Michael Chabon and the Many Genres
Posted on April 30, 2007
Michael Chabon new novel, The Yiddish Policemen's Union, imagines what would have happened had a real proposal to relocate persecuted World War II Jews to Alaska had actually happened. Chabon is a master of genre-bending, and is one of the few authors that gets away with it while still having his work marketed as general fiction at the major chains.
Chabon told USA Today, "I get excited by the idea of blurring the boundaries between different kinds of fiction."
USA Today calls the book a "literary fusion cuisine." The newspaper says Chabon's novel is connected to an essay he wrote about the book Say It in Yiddish.

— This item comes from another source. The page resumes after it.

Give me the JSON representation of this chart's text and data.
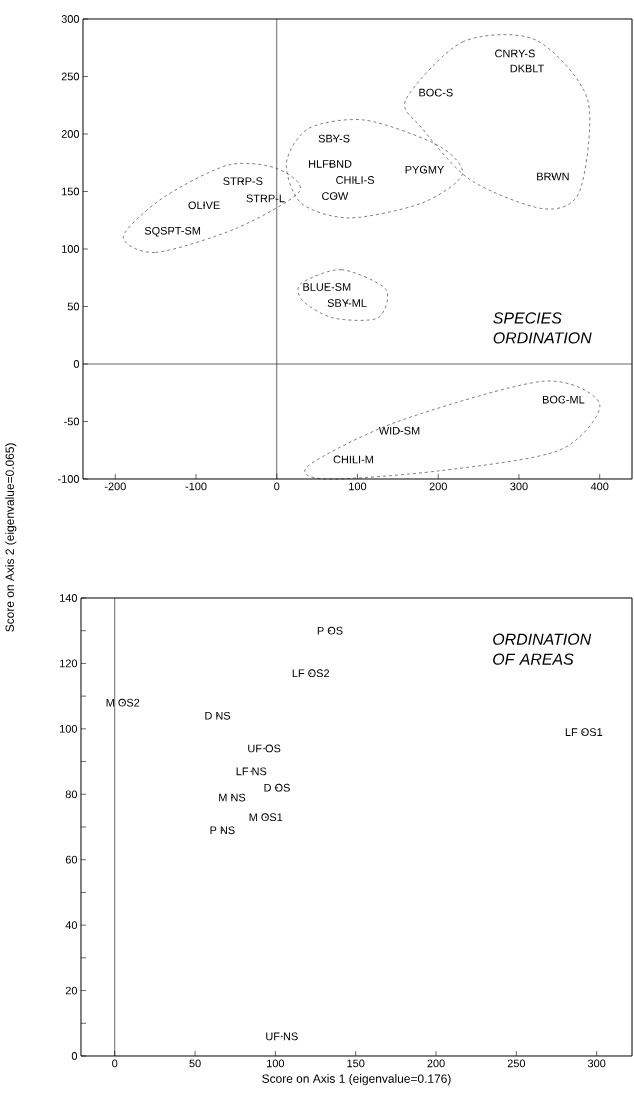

The essay prompted a small but vigorous protest from people who thought — mistakenly, Chabon says — that the author was making light of Yiddish, the language once-prevalent among Jews in Eastern Europe and elsewhere.
One upshot was that he was inspired to get a better handle on Yiddish, a language he'd heard spoken as a child. The other was that he found himself increasingly drawn to something he'd mentioned briefly in the essay — the proposal to allow Jewish refugees into Alaska and what might have been the result.
Chabon also explained why he wrote the book as a detective novel. He says, "One of the reasons that I chose to work in the form of the detective novel is so that it would afford me the opportunity to explore and explain the world that we were moving in, to investigate it, literally, so that a reader that didn't know anything about it would be able to find out along with the main character."
We always enjoy Michael's work and his latest book sounds quite interesting. The Yiddish Policemen's Union is getting rave reviews so far. We love the colorful cover artwork as well.